ECLI:NL:HR:2008:BG1239
Hoge Raad
- Cassatie
- D.G. van Vliet
- P.J. van Amersfoort
- P. Lourens
- E.N. Punt
- J.A.C.A. Overgaauw
- Rechtspraak.nl
Boete passend en geboden in geval van omkering bewijslast
In deze zaak gaat het om een beroep in cassatie van belanghebbende, die een aanslag in de inkomstenbelasting en een boete opgelegd kreeg voor het jaar 2000. De Inspecteur handhaafde de aanslag en de boete na bezwaar, maar het Hof vernietigde deze uitspraken en verlaagde de boete. Belanghebbende ging in cassatie tegen de uitspraak van het Hof.

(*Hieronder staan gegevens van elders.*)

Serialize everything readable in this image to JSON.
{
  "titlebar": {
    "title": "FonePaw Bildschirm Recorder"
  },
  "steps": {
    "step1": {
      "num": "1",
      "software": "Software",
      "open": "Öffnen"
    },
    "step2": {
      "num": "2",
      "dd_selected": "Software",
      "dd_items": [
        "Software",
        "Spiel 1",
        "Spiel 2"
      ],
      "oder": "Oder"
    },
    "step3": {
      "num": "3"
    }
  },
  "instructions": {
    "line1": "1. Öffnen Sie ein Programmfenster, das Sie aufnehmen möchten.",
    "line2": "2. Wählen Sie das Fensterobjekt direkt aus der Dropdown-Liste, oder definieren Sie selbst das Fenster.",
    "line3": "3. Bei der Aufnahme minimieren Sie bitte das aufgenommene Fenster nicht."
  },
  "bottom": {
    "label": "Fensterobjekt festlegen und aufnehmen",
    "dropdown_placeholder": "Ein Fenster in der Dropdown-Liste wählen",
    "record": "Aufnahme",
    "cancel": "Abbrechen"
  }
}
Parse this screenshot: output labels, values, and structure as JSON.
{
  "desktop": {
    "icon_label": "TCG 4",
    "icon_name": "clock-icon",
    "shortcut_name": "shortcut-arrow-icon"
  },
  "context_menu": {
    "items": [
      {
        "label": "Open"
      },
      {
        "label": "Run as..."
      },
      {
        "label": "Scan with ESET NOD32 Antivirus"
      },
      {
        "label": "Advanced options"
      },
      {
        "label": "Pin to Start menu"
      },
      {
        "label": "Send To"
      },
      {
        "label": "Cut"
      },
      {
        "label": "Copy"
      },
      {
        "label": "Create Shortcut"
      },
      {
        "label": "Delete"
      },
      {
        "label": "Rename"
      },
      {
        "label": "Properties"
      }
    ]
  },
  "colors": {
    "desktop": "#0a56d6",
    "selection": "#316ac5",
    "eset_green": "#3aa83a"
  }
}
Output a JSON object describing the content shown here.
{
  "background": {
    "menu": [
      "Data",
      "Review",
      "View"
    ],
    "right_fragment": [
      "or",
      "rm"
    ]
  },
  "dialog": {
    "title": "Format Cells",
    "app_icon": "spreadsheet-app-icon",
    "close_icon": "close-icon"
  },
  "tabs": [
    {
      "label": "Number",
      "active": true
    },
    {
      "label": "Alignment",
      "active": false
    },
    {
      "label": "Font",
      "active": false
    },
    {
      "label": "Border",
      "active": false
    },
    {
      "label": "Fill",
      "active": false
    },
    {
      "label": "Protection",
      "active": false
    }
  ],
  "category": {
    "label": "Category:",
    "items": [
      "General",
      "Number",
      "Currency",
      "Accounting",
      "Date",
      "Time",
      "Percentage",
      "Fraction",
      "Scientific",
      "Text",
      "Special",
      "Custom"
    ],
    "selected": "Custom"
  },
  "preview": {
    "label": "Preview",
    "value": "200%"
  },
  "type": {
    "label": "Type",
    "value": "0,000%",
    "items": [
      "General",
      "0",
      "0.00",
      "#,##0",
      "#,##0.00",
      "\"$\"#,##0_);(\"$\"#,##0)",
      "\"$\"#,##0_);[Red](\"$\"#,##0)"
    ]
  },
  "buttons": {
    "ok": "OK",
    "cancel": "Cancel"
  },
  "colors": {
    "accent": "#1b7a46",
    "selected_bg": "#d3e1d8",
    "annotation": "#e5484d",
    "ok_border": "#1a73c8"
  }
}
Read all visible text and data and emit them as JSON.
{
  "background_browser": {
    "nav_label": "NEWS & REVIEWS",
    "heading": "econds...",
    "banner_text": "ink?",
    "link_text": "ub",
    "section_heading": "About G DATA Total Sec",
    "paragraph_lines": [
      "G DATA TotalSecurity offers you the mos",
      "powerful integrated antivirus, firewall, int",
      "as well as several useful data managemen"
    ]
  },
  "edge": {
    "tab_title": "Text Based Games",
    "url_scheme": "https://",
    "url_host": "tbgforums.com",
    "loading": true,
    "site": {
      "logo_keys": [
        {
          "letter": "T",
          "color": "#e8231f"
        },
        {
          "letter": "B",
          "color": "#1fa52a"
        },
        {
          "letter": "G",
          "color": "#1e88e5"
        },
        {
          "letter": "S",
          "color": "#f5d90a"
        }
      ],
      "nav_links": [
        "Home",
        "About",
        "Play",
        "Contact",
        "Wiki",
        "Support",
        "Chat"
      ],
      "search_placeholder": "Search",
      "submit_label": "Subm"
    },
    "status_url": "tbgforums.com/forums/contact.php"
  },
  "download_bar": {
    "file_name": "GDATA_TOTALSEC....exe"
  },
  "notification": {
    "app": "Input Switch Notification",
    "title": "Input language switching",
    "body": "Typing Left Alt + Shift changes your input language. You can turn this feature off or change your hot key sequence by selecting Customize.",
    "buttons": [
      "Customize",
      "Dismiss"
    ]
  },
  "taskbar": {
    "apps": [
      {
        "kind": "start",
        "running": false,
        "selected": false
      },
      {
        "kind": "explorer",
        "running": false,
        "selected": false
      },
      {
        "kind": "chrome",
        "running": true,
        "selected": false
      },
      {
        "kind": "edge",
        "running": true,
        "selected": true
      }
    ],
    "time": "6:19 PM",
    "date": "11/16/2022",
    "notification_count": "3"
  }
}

De Hoge Raad oordeelt dat het Hof de bewijslast ten aanzien van de elementen van het beboetbare feit niet correct heeft toegepast. De Hoge Raad stelt vast dat de omkering van de bewijslast niet betekent dat de rechter niet moet beoordelen of de opgelegde boete passend is. De Hoge Raad verklaart het beroep in cassatie gegrond, vernietigt de uitspraak van het Hof voor wat betreft de boetebeschikking en verwijst de zaak terug naar het Gerechtshof te 's-Hertogenbosch voor verdere behandeling. Tevens wordt de Staatssecretaris van Financiën veroordeeld in de proceskosten van belanghebbende. Dit arrest benadrukt de noodzaak voor rechters om de omstandigheden van het geval in acht te nemen bij het opleggen van vergrijpboetes, zelfs wanneer de bewijslast is omgekeerd.